The best predictor of future injury is past injury.
Let that sink in a minute, yes, there are many other contributing factors. But research tells us that one of the only things we can use for injury prediction, is your past history of injury. So, if you are the runner who seems to always have a ‘niggle’ in your calf – this is for you.
First, let’s define a ‘calf injury’. This term tends to refer to an injury to either your gastrocnemius or soleus muscle. The two large, important muscles at the back of your leg. The ‘injury’ occurs at the muscle or close to the musculotendinous junction (where the muscle meets the achilles tendon). Muscle strains and tears are graded from 1 – 3, with 2 & 3 involving physical tearing of muscle fibres. However, there are many other problems that can occur in the lower leg, so it is important the diagnosis is correct.
4 important areas to ensure you have addressed when rehabbing a calf injury are…
- Running technique
Did you strengthen?
As usual you need to strengthen the affected area well after injury. Single leg calf raises alone are NOT enough. When you run, jump, hop and change direction, anywhere between 3-8 x your body weight is transferred through your lower limb. Simply completing strength exercises without additional weight is not providing the same stress and load to your muscles and joints. You need to be completing 2 or 3 tailored strength session per week to ensure you have adequate strength in your legs. Exercises such as heavy weighted single leg calf raises, lunges and squats, plyometrics and stability work will have your calf coping with these increased loads better in no time. Here are some examples of a single leg calf raise and a split squat that will help build muscle to support you when you run.
We recommend working towards doing a single leg calf raise with a weight. Start lightly and build up to 3 sets of 8 with a weight that makes you work hard!
Is part of the problem coming from your nerve?

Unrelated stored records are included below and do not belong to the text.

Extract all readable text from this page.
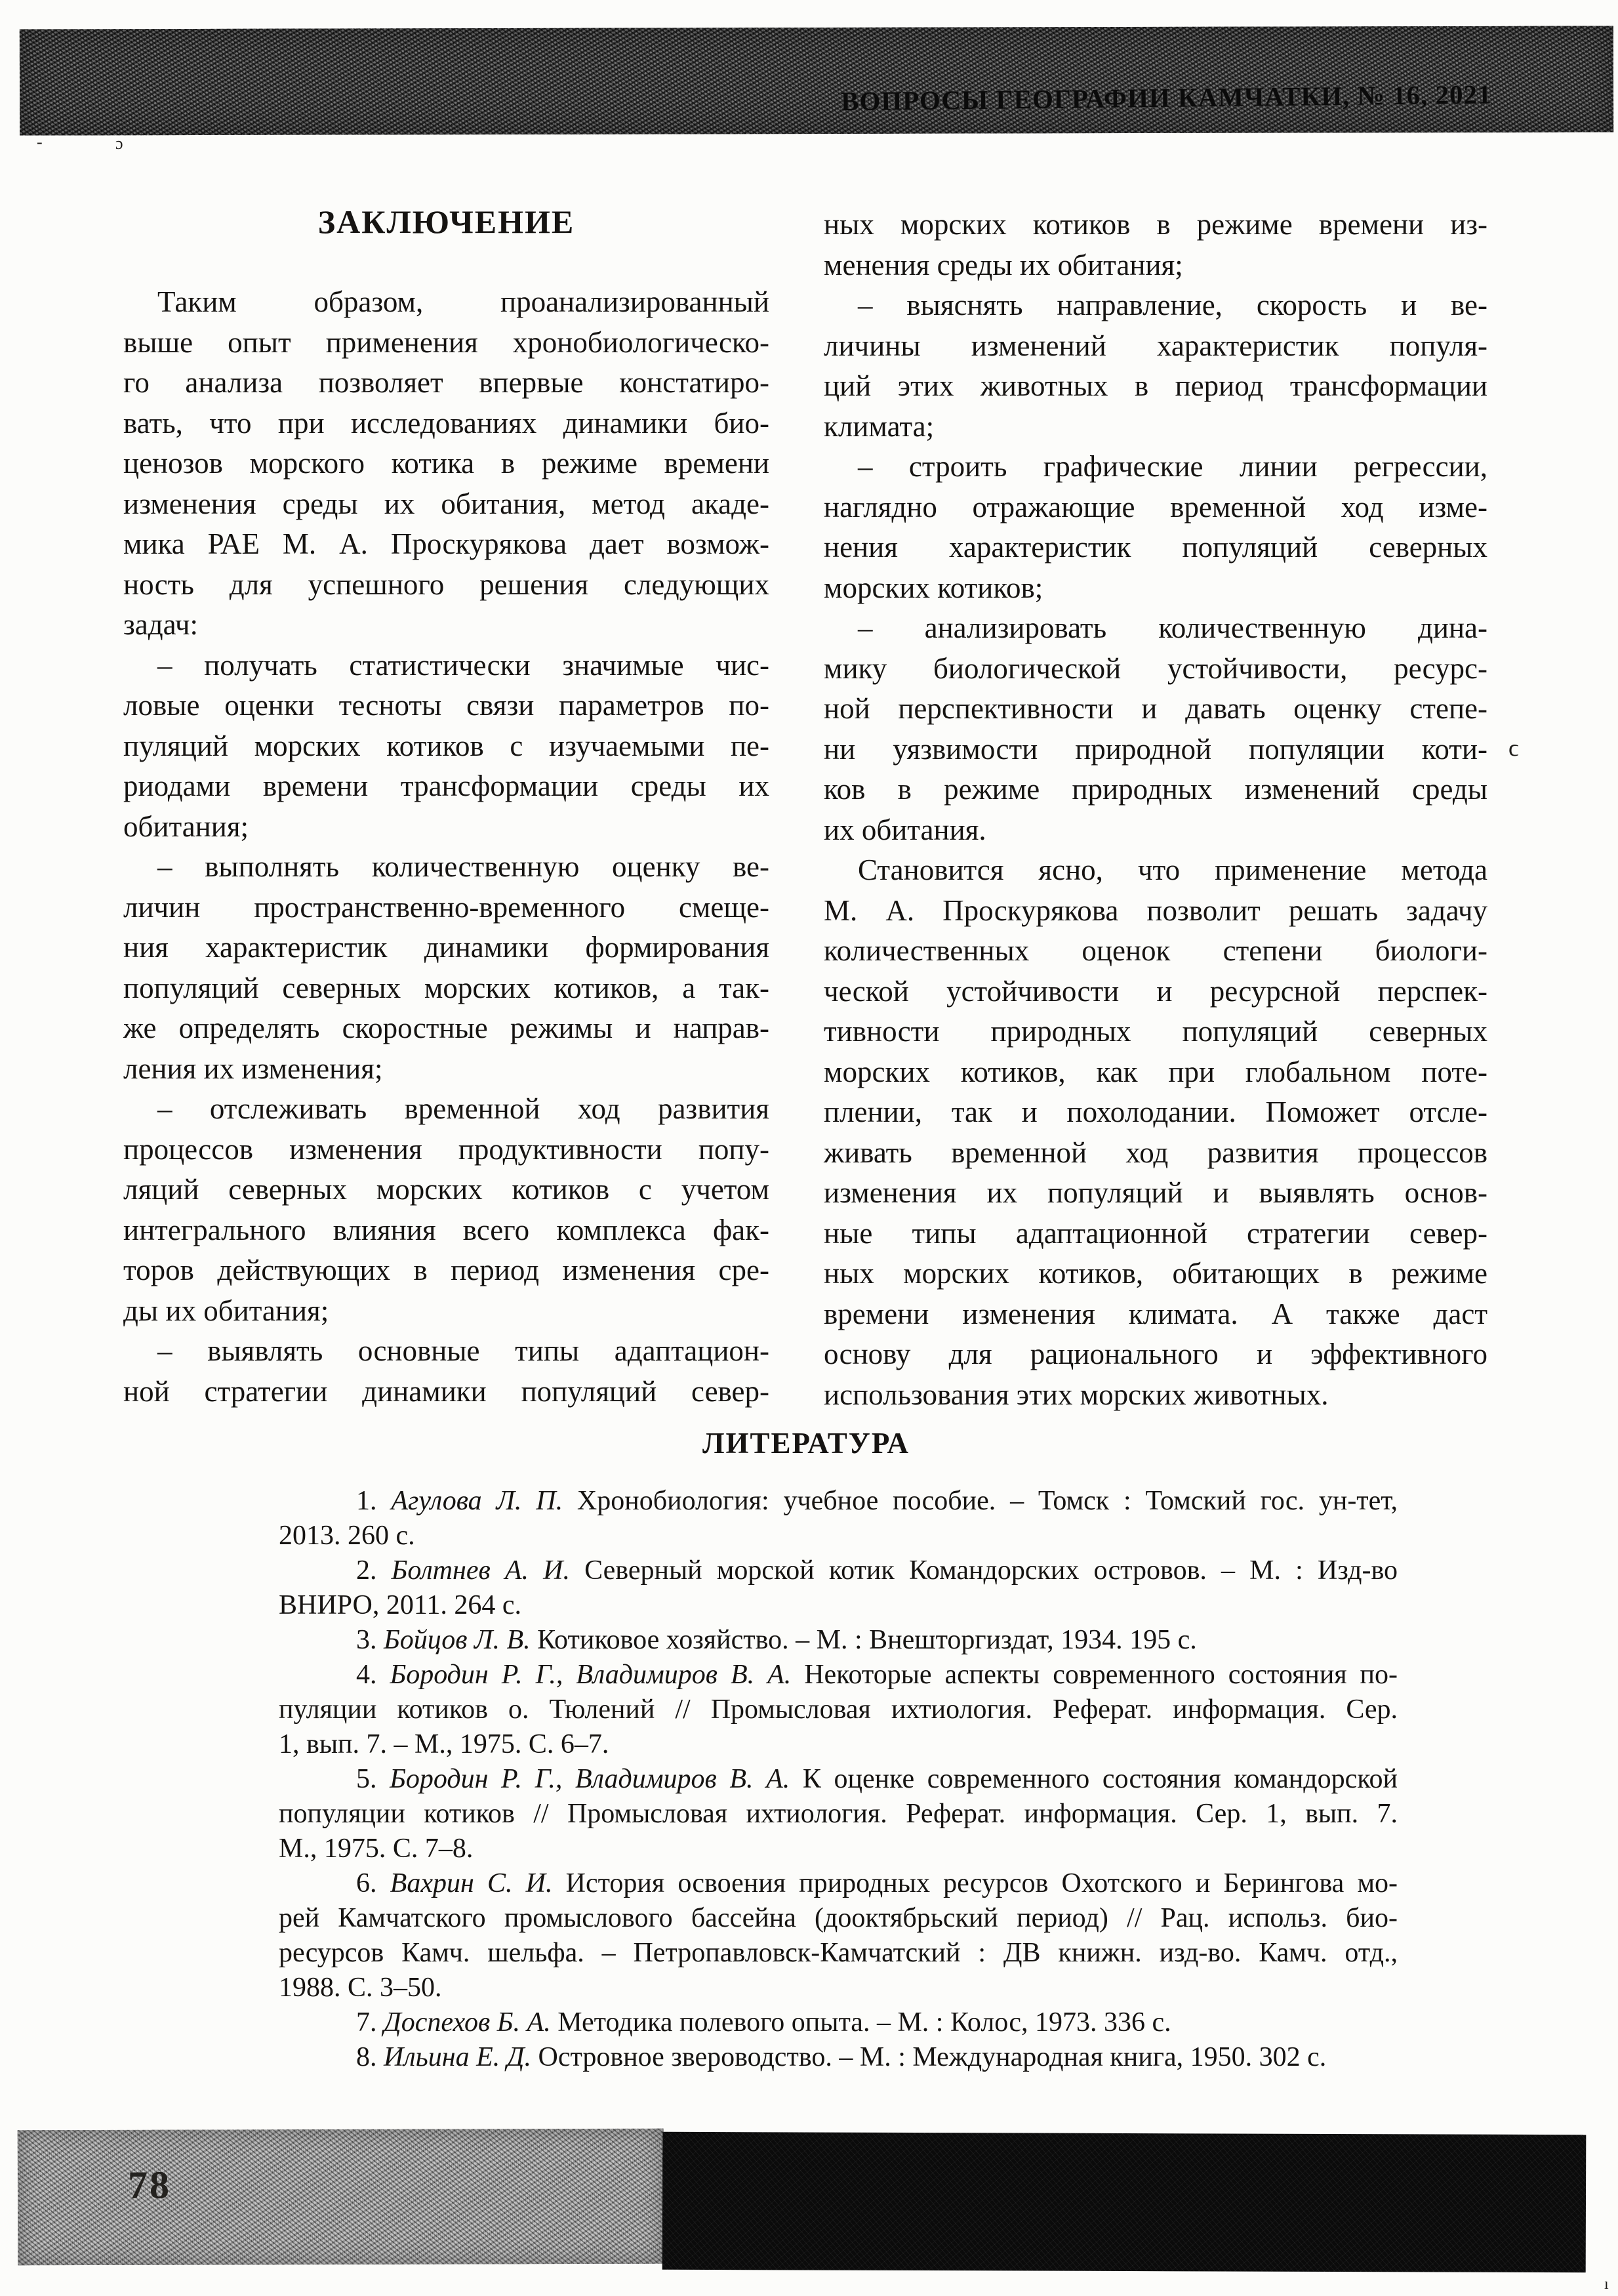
ВОПРОСЫ ГЕОГРАФИИ КАМЧАТКИ, № 16, 2021
ЗАКЛЮЧЕНИЕ
Таким образом, проанализированный
выше опыт применения хронобиологическо-
го анализа позволяет впервые констатиро-
вать, что при исследованиях динамики био-
ценозов морского котика в режиме времени
изменения среды их обитания, метод акаде-
мика РАЕ М. А. Проскурякова дает возмож-
ность для успешного решения следующих
задач:
– получать статистически значимые чис-
ловые оценки тесноты связи параметров по-
пуляций морских котиков с изучаемыми пе-
риодами времени трансформации среды их
обитания;
– выполнять количественную оценку ве-
личин пространственно-временного смеще-
ния характеристик динамики формирования
популяций северных морских котиков, а так-
же определять скоростные режимы и направ-
ления их изменения;
– отслеживать временной ход развития
процессов изменения продуктивности попу-
ляций северных морских котиков с учетом
интегрального влияния всего комплекса фак-
торов действующих в период изменения сре-
ды их обитания;
– выявлять основные типы адаптацион-
ной стратегии динамики популяций север-
ных морских котиков в режиме времени из-
менения среды их обитания;
– выяснять направление, скорость и ве-
личины изменений характеристик популя-
ций этих животных в период трансформации
климата;
– строить графические линии регрессии,
наглядно отражающие временной ход изме-
нения характеристик популяций северных
морских котиков;
– анализировать количественную дина-
мику биологической устойчивости, ресурс-
ной перспективности и давать оценку степе-
ни уязвимости природной популяции коти-
ков в режиме природных изменений среды
их обитания.
Становится ясно, что применение метода
М. А. Проскурякова позволит решать задачу
количественных оценок степени биологи-
ческой устойчивости и ресурсной перспек-
тивности природных популяций северных
морских котиков, как при глобальном поте-
плении, так и похолодании. Поможет отсле-
живать временной ход развития процессов
изменения их популяций и выявлять основ-
ные типы адаптационной стратегии север-
ных морских котиков, обитающих в режиме
времени изменения климата. А также даст
основу для рационального и эффективного
использования этих морских животных.
ЛИТЕРАТУРА
1. Агулова Л. П. Хронобиология: учебное пособие. – Томск : Томский гос. ун-тет,
2013. 260 с.
2. Болтнев А. И. Северный морской котик Командорских островов. – М. : Изд-во
ВНИРО, 2011. 264 с.
3. Бойцов Л. В. Котиковое хозяйство. – М. : Внешторгиздат, 1934. 195 с.
4. Бородин Р. Г., Владимиров В. А. Некоторые аспекты современного состояния по-
пуляции котиков о. Тюлений // Промысловая ихтиология. Реферат. информация. Сер.
1, вып. 7. – М., 1975. С. 6–7.
5. Бородин Р. Г., Владимиров В. А. К оценке современного состояния командорской
популяции котиков // Промысловая ихтиология. Реферат. информация. Сер. 1, вып. 7.
М., 1975. С. 7–8.
6. Вахрин С. И. История освоения природных ресурсов Охотского и Берингова мо-
рей Камчатского промыслового бассейна (дооктябрьский период) // Рац. использ. био-
ресурсов Камч. шельфа. – Петропавловск-Камчатский : ДВ книжн. изд-во. Камч. отд.,
1988. С. 3–50.
7. Доспехов Б. А. Методика полевого опыта. – М. : Колос, 1973. 336 с.
8. Ильина Е. Д. Островное звероводство. – М. : Международная книга, 1950. 302 с.
78
ϲ
ɔ
-
ı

Often, we focus heavily on addressing the muscle in the calf and neglect the large tibial nerve that runs right down our calf. When there is restriction of mobility of this nerve, it can cause a sensation of pain, tension and compression in the calf. The symptoms often present similarly and are therefore misdiagnosed as injury to the muscle. It can even lead to the ‘cramping’ type sensation some people commonly describe. It is important to address any muscle tightness which may be restricting the mobility of the nerve, both within and external to the calf, and your physio can guide you on this. Once this has been addressed, there are some simple nerve gliding exercises which can be done to restore normal mobility of the nerve through the tissue. An example of a tibial nerve gliding exercise is shown below: Turn your foot inwards slightly, then slowly bend and straighten the knee. Repeat x20.
How do you run?
Running technique is not the same for everyone and there will always be slight variation in our running styles. However, there are some basic efficiency corrections that can be made and will often help reduce strain on different muscle groups. Some of the most common include overstriding and excessive vertical travel. As this is very specific and requires a trained eye, we recommend a visit to your physiotherapist for a running gait assessment. Kieran, one of our physio’s here at In Balance, has a special interest in running and would love to help you out!
Answer honestly, how old are your shoes?
Yes, your 2-year-old shoes with the tape in the back and the grip worn out might be comfortable, but they are most definitely not helping you reduce strain and load on your muscles and joints. A good pair of shoes can improve and alter how you are loading. Again, shoe preference and comfort will vary hugely between each person, so you need to ensure you choose the right shoe for you! A good shoe for running needs to be supportive, have plenty of cushioning and help to correct foot position throughout your stride. Your physiotherapist can talk through this with you and point you in the direction of some options to try.